Schurman Retail Group, which owns and operates more than 300 stores including Papyrus, announced that the company “initiated an orderly liquidation of its business to maximize value for all stakeholders,” according to a press release. The company plans to close all 254 Papyrus retail locations in the United States and Canada in the upcoming four to six weeks.
Papyrus posted a social media statement, thanking its customers for their loyalty throughout the years.
“Unfortunately, we regret that we are closing our stores,” Papyrus said in the social media post. “We hope that through our artistic, thoughtful greeting cards and our personal expression products that we were able to inspire you to celebrate and honor the special people in your lives, creating meaningful moments along the way.”
Papyrus was founded by Marcel and Margrit Schurman in 1950 as an importer and wholesaler of greeting cards. The company saw that there was a market in the United States for fine art-inspired greeting cards, according to the press release. Since then, the company has operated multiple brands such as Papyrus, Paper Destiny, NIQUEA.D, Carlton Cards and American Greetings.

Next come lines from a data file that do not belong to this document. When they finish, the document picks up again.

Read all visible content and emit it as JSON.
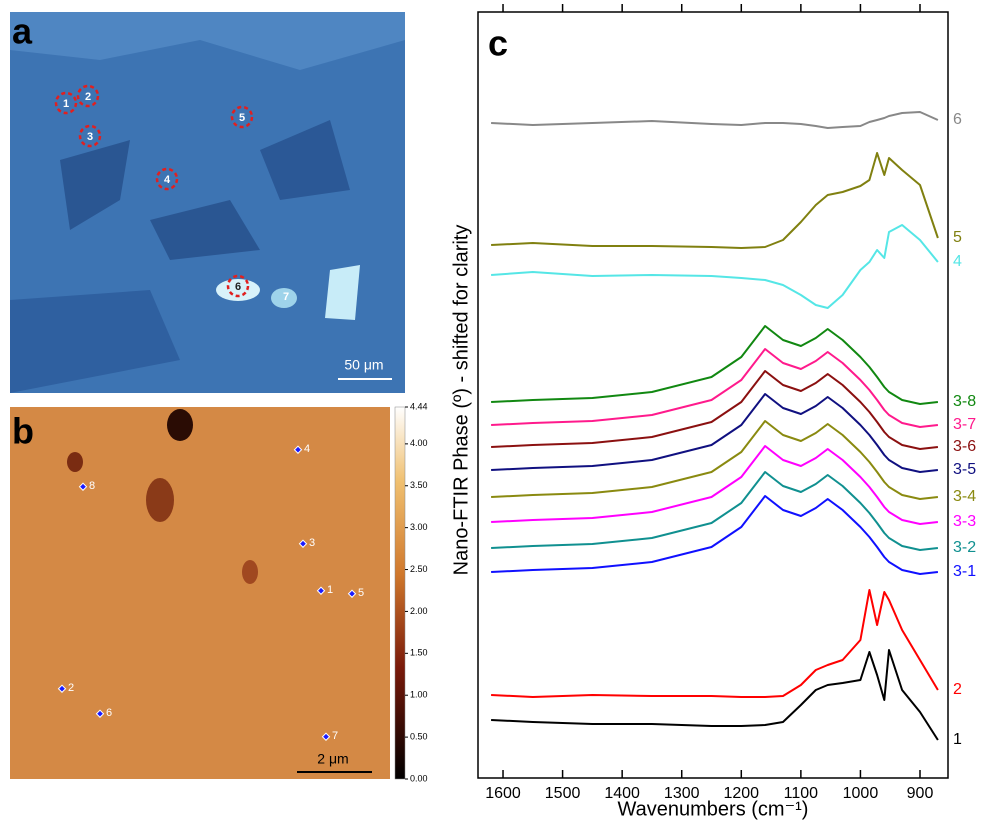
{
  "panels": {
    "a": {
      "label": "a",
      "markers": [
        "1",
        "2",
        "3",
        "4",
        "5",
        "6",
        "7"
      ],
      "scale_bar": "50 μm"
    },
    "b": {
      "label": "b",
      "markers": [
        "1",
        "2",
        "3",
        "4",
        "5",
        "6",
        "7",
        "8"
      ],
      "scale_bar": "2 μm",
      "colorbar": {
        "lim": [
          0,
          4.44
        ],
        "ticks": [
          {
            "value": 4.44,
            "label": "4.44"
          },
          {
            "value": 4,
            "label": "4.00"
          },
          {
            "value": 3.5,
            "label": "3.50"
          },
          {
            "value": 3,
            "label": "3.00"
          },
          {
            "value": 2.5,
            "label": "2.50"
          },
          {
            "value": 2,
            "label": "2.00"
          },
          {
            "value": 1.5,
            "label": "1.50"
          },
          {
            "value": 1,
            "label": "1.00"
          },
          {
            "value": 0.5,
            "label": "0.50"
          },
          {
            "value": 0,
            "label": "0.00"
          }
        ]
      }
    }
  },
  "chart_data": {
    "type": "line",
    "panel_label": "c",
    "x_label": "Wavenumbers (cm⁻¹)",
    "y_label": "Nano-FTIR Phase (º) - shifted for clarity",
    "xlim": [
      1642,
      853
    ],
    "ylim": [
      0,
      76.6
    ],
    "xticks": [
      1600,
      1500,
      1400,
      1300,
      1200,
      1100,
      1000,
      900
    ],
    "x": [
      1620,
      1550,
      1450,
      1350,
      1250,
      1200,
      1160,
      1130,
      1100,
      1075,
      1055,
      1030,
      1000,
      985,
      972,
      960,
      952,
      930,
      900,
      870
    ],
    "series": [
      {
        "name": "6",
        "color": "#888888",
        "values": [
          65.5,
          65.3,
          65.5,
          65.7,
          65.4,
          65.3,
          65.5,
          65.5,
          65.4,
          65.2,
          65.0,
          65.1,
          65.2,
          65.6,
          65.8,
          66.0,
          66.2,
          66.5,
          66.6,
          65.8
        ]
      },
      {
        "name": "5",
        "color": "#808010",
        "values": [
          53.3,
          53.5,
          53.2,
          53.2,
          53.1,
          53.0,
          53.1,
          53.8,
          55.6,
          57.3,
          58.3,
          58.6,
          59.2,
          59.8,
          62.5,
          60.3,
          62.0,
          60.8,
          59.3,
          54.0
        ]
      },
      {
        "name": "4",
        "color": "#55e6e6",
        "values": [
          50.3,
          50.6,
          50.2,
          50.3,
          50.2,
          50.0,
          49.8,
          49.3,
          48.3,
          47.3,
          47.0,
          48.3,
          50.8,
          51.6,
          52.8,
          52.0,
          54.6,
          55.3,
          53.8,
          51.6
        ]
      },
      {
        "name": "3-8",
        "color": "#118811",
        "values": [
          37.6,
          37.8,
          38.0,
          38.6,
          40.1,
          42.1,
          45.2,
          43.8,
          43.2,
          44.0,
          44.9,
          43.8,
          42.1,
          41.1,
          40.1,
          39.1,
          38.6,
          37.8,
          37.4,
          37.6
        ]
      },
      {
        "name": "3-7",
        "color": "#ff1a8c",
        "values": [
          35.3,
          35.5,
          35.7,
          36.3,
          37.8,
          39.8,
          42.9,
          41.5,
          40.9,
          41.7,
          42.6,
          41.5,
          39.8,
          38.8,
          37.8,
          36.8,
          36.3,
          35.5,
          35.1,
          35.3
        ]
      },
      {
        "name": "3-6",
        "color": "#8b1010",
        "values": [
          33.1,
          33.3,
          33.5,
          34.1,
          35.6,
          37.6,
          40.7,
          39.3,
          38.7,
          39.5,
          40.4,
          39.3,
          37.6,
          36.6,
          35.6,
          34.6,
          34.1,
          33.3,
          32.9,
          33.1
        ]
      },
      {
        "name": "3-5",
        "color": "#101080",
        "values": [
          30.8,
          31.0,
          31.2,
          31.8,
          33.3,
          35.3,
          38.4,
          37.0,
          36.4,
          37.2,
          38.1,
          37.0,
          35.3,
          34.3,
          33.3,
          32.3,
          31.8,
          31.0,
          30.6,
          30.8
        ]
      },
      {
        "name": "3-4",
        "color": "#8a8a10",
        "values": [
          28.1,
          28.3,
          28.5,
          29.1,
          30.6,
          32.6,
          35.7,
          34.3,
          33.7,
          34.5,
          35.4,
          34.3,
          32.6,
          31.6,
          30.6,
          29.6,
          29.1,
          28.3,
          27.9,
          28.1
        ]
      },
      {
        "name": "3-3",
        "color": "#ff00ff",
        "values": [
          25.6,
          25.8,
          26.0,
          26.6,
          28.1,
          30.1,
          33.2,
          31.8,
          31.2,
          32.0,
          32.9,
          31.8,
          30.1,
          29.1,
          28.1,
          27.1,
          26.6,
          25.8,
          25.4,
          25.6
        ]
      },
      {
        "name": "3-2",
        "color": "#109090",
        "values": [
          23.0,
          23.2,
          23.4,
          24.0,
          25.5,
          27.5,
          30.6,
          29.2,
          28.6,
          29.4,
          30.3,
          29.2,
          27.5,
          26.5,
          25.5,
          24.5,
          24.0,
          23.2,
          22.8,
          23.0
        ]
      },
      {
        "name": "3-1",
        "color": "#1010ff",
        "values": [
          20.6,
          20.8,
          21.0,
          21.6,
          23.1,
          25.1,
          28.2,
          26.8,
          26.2,
          27.0,
          27.9,
          26.8,
          25.1,
          24.1,
          23.1,
          22.1,
          21.6,
          20.8,
          20.4,
          20.6
        ]
      },
      {
        "name": "2",
        "color": "#ff0000",
        "values": [
          8.3,
          8.1,
          8.3,
          8.2,
          8.2,
          8.1,
          8.1,
          8.2,
          9.3,
          10.8,
          11.3,
          11.8,
          13.8,
          18.8,
          15.3,
          18.6,
          17.8,
          14.8,
          11.8,
          8.8
        ]
      },
      {
        "name": "1",
        "color": "#000000",
        "values": [
          5.8,
          5.6,
          5.4,
          5.4,
          5.2,
          5.2,
          5.3,
          5.6,
          7.3,
          8.8,
          9.3,
          9.5,
          9.8,
          12.6,
          10.3,
          7.8,
          12.8,
          8.8,
          6.6,
          3.8
        ]
      }
    ]
  }
}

All of the company’s merchandise is on sale for 20% to 40% off. As of Jan. 24, all sales are final.
Papyrus has been in business for about 60 years. The first Papyrus retail store opened in Berkeley in 1973. There are two locations in Berkeley — one on Fourth Street and the other on College Avenue.
Dominique Schurman, the founders’ daughter, joined the company in 1982 and became CEO of Schurman Retail Group in 1991. She thanked all of the Papyrus employees for their hard work.
“I want to thank all of our employees for your hard work and commitment to making our brands so cherished and beloved by our loyal and valued customers,” Schurman said in the press release.
Papyrus is not the first stationery store in Berkeley to close.
The Staples location on Shattuck Avenue closed its doors in November 2019 as a result of declining sales. Staples was one of many businesses in Berkeley that closed because of a movement away from retail. Online shopping has made it difficult for local retailers. The rise of e-commerce and increased labor costs and rent have caused many businesses to close.
“While this is not the outcome any of us wanted, I know that I can count on all of our employees to lead us through this process with the same diligence, responsibility and commitment to excellence you have always demonstrated,” Schurman said in the press release.